Analyses API Developer Guide
Introduction
The Analyses API includes a number of endpoints for working with the Benchling Analysis product. Integrators can create custom import/export steps that Benchling users can add to their analyses. Integrations can use these features to pull Benchling data for external analysis, and upload post-analysis data files.
The goal of this developer guide is to walk through how Benchling users interact with the Analyses product, and how apps can extend an analysis through a import/export step. This includes discussing Analyses API endpoints in more detail, as well as core concepts such as analysis keys. Like most integrations, we recommend Analysis integrations use app authentication; before working with the Analyses API, make sure you’re familiar with building Benchling Apps.
Getting Started
Before diving in, it’s worth taking a closer look at how Benchling users create analyses to process their data. Benchling analyses include the following:
- Analysis object - Objects that allow users to view and analyze experimental result data
- Datasets - Tabular data passed between analysis steps
- Files - Raw output files (images, text, HTML)
- Analysis steps - Discrete components of an Analysis that accept and produce datasets
The way that apps can interact with Analyses is through import/export steps, which enable integrations to both pull datasets from Benchling, and push outputs into Benchling. To users, this all occurs as a part of a single import/export step in their Benchling Analysis.
Analysis Integration User Flow
Users interact with import/export steps in the following way: First, a user copies the Analysis Step Key (see below) from the import/export step in Benchling. Next, they provide the key to the integration through an external UI. Finally, the user returns to the Benchling Analysis, where the external system has produced one or more outputs.
While the core of an Analysis integration is the actual processing of data by an external platform, the following components are also crucial:
- A UI for accepting an Analysis Step Key
- A mechanism for pulling datasets from Benchling
- A mechanism for uploading analysis outputs to Benchling
Analysis Step Key
An analysis key is a value provided to Benchling users when working with import/export steps. The analysis key is composed of the relevant step_id
, as well as a JSON Web Token (JWT), separated by a colon (:
). The step_id
is the internal Benchling identifier for the relevant step, and the JWT is used to authenticate requests to the customer’s tenant.

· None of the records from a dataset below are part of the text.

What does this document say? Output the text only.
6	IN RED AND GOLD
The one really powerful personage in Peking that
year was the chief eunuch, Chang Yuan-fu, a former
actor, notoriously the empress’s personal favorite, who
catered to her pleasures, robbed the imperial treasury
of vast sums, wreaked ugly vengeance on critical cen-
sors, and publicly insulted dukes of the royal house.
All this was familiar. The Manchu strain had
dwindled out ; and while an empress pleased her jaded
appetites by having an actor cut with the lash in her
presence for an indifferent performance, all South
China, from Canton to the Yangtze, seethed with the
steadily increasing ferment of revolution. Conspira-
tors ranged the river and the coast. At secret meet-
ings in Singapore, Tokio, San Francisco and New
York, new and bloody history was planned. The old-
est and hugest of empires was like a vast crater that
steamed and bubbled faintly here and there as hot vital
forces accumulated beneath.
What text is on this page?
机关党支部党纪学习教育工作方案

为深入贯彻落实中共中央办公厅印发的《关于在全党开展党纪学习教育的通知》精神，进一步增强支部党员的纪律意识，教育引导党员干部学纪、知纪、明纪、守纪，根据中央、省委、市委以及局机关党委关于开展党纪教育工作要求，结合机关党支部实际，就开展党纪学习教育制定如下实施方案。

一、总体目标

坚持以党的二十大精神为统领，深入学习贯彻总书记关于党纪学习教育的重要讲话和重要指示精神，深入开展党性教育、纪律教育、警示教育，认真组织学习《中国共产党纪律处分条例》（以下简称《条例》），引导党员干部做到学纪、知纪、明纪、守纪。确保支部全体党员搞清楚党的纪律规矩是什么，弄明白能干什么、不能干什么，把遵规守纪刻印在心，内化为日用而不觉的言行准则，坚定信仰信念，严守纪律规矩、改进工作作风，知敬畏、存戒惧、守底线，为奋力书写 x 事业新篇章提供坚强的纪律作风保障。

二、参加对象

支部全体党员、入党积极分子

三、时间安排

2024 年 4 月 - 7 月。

Here’s an example step key:
anastep_ABCD1234:eyJhbGciOiJIUzI1NiIsInR5cCI6IkpXVCJ9.eyJzdWIiOiIxMjM0NTY3ODkwIiwibmFtZSI6IkpvaG4gRG9lIiwiaWF0IjoxNTE2MjM5MDIyfQ.SflKxwRJSMeKKF2QT4fwpMeJf36POk6yJV_adQssw5c
The JWT tokens associated with analysis step keys expire after 10 minutes, after which users must generate a new one. A new step key is generated each time a Benchling user copies one from the import/export step dialogue, so be sure to prompt for a new step key each time a user is running the external analysis.
While analysis step keys include a JWT that can be use to authenticate requests, this is not a best practice. Analysis step key authentication can be used for testing, but due to the 10-minute expiration should not be used for production applications. Consider creating a Benchling App and using app authentication instead.
The JWT payload portion of an analysis step key contains information about the customer’s tenant, including a unique tenant identifier. This is particularly important when building multi-tenant apps; below is a Python example of working with analysis step keys:
# Separating the step_id value from the JWT
step_id, key = step_key.split(":")
# Splitting the JWT into it's consitituent parts
_headers, payload, _signature = key.split(".")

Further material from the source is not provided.